In this situation, where the appraisal comes in lower than the contract price a few things can still keep the deal together:
- The seller may agree to accept a lower price.
- The buyer may agree to make up the difference between the amount the bank will loan and the price of the house (i.e., increase their down payment).
- The buyer and seller can compromise, with the seller coming down a little and the buyer putting a little more up front.
The deal may also fall apart.
In the case of the latter, when the house is re-listed, the seller and the agent should now be aware that they may need a special buyer – one that is able to cover the spread between the amount a bank will loan (typically 80% of the appraised value) and the listed price of the home. They might seriously consider listing it closer to the first appraisal value to avoid the same problem with subsequent contracts.
A Different Spin on This Tale of Two Homes
Now, let’s take a different approach to this analysis.
What if the highly upgraded home is the typical home for the area and the slightly-shabby one lags far behind in expected quality?
Remember, these homes are the same age, same size, same size lot, same street, same neighborhood. Same number of bedrooms, same number of garage bays.
We would expect the nicer home to sell for more, and if priced right, to sell more quickly.
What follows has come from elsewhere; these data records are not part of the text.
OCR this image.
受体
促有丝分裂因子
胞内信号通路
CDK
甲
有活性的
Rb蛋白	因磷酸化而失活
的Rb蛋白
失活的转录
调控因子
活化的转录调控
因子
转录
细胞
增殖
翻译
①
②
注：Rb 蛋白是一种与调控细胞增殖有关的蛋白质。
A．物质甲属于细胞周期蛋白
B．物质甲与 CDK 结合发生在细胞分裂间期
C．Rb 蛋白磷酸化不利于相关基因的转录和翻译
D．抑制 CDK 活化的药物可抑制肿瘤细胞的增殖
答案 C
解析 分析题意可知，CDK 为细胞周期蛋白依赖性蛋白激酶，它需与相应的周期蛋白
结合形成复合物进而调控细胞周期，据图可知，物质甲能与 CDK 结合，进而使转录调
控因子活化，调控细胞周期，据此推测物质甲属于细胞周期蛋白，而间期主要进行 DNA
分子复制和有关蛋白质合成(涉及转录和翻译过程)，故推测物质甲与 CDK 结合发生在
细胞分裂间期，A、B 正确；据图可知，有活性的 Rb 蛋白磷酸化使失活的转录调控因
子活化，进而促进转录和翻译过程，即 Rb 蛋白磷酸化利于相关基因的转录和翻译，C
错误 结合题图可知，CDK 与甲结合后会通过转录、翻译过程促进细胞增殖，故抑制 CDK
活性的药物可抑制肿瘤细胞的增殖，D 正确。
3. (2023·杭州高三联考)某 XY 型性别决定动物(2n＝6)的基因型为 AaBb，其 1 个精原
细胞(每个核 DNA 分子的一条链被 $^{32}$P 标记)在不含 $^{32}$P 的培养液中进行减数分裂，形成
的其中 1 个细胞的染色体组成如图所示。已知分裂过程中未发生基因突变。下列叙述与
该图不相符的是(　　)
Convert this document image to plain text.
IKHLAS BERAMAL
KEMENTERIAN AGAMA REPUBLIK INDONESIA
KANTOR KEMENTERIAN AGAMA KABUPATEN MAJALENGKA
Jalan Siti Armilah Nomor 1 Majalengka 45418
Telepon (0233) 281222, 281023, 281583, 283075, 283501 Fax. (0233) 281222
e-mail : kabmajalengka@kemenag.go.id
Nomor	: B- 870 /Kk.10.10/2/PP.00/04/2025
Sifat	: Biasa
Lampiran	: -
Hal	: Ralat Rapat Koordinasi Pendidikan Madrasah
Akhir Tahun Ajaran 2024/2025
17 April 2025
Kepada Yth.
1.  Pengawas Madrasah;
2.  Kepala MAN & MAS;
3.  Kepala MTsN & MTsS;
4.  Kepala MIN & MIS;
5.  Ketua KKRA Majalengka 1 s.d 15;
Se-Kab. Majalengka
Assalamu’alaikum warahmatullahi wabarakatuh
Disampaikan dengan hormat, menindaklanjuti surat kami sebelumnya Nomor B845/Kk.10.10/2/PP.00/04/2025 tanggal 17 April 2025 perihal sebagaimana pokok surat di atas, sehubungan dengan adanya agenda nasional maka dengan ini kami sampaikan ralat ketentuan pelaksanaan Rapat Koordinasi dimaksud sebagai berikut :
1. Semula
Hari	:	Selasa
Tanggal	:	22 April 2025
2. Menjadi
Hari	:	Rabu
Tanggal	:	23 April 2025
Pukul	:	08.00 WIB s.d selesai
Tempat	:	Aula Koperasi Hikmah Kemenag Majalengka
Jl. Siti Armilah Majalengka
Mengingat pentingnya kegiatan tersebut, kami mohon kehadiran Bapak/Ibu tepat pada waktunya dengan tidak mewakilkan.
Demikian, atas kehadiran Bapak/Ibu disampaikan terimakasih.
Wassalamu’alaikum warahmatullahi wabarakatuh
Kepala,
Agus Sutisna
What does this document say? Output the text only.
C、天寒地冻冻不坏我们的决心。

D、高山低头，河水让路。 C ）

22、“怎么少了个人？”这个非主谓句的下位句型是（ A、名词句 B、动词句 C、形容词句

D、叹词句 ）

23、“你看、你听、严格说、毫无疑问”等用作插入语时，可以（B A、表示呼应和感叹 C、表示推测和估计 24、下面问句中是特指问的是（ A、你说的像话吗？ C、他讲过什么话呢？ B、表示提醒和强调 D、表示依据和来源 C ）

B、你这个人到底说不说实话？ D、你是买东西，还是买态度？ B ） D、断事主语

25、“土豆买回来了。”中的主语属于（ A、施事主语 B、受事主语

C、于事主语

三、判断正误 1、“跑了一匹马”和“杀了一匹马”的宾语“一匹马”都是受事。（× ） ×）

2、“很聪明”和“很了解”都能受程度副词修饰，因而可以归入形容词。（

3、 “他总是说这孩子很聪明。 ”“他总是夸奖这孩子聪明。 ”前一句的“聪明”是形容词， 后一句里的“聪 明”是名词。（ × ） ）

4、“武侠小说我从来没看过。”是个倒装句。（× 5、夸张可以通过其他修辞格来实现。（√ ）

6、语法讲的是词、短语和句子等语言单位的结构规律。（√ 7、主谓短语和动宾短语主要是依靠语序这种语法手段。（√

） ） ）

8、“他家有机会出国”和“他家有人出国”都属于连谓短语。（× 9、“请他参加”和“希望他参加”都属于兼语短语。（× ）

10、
We would also expect the market to discount the shabbier home to reflect some multiple of what it might cost to bring the home to a level of fit and finish that is typical for the neighborhood.
Remember, in some areas, most of the homes are fairly shabby and the typical buyer may see that as normal, buy it and move right in. In other areas, the typical buyer may be more inclined to spend the time and money to clean the place up before they move in.
Competitive Market Analysis (CMA) and Per Square Foot Pricing
Let’s wrap this up and talk about CMAs, the pricing documents many real estate agents use to determine the price that a home would likely fetch on the open market. For a CMA to be reasonably accurate in pin pointing a target price range a home might sell for, the agent really needs to know the area where the subject home is located. Just browsing MLS data for homes of similar size, age and location isn’t sufficient. Condition matters, as does typical condition for the area.
Averaging the costs of homes that sold, and then comparing the price of each on a per square foot basis is fraught with peril. You could be off by tens of thousands, much to the dismay of your clients.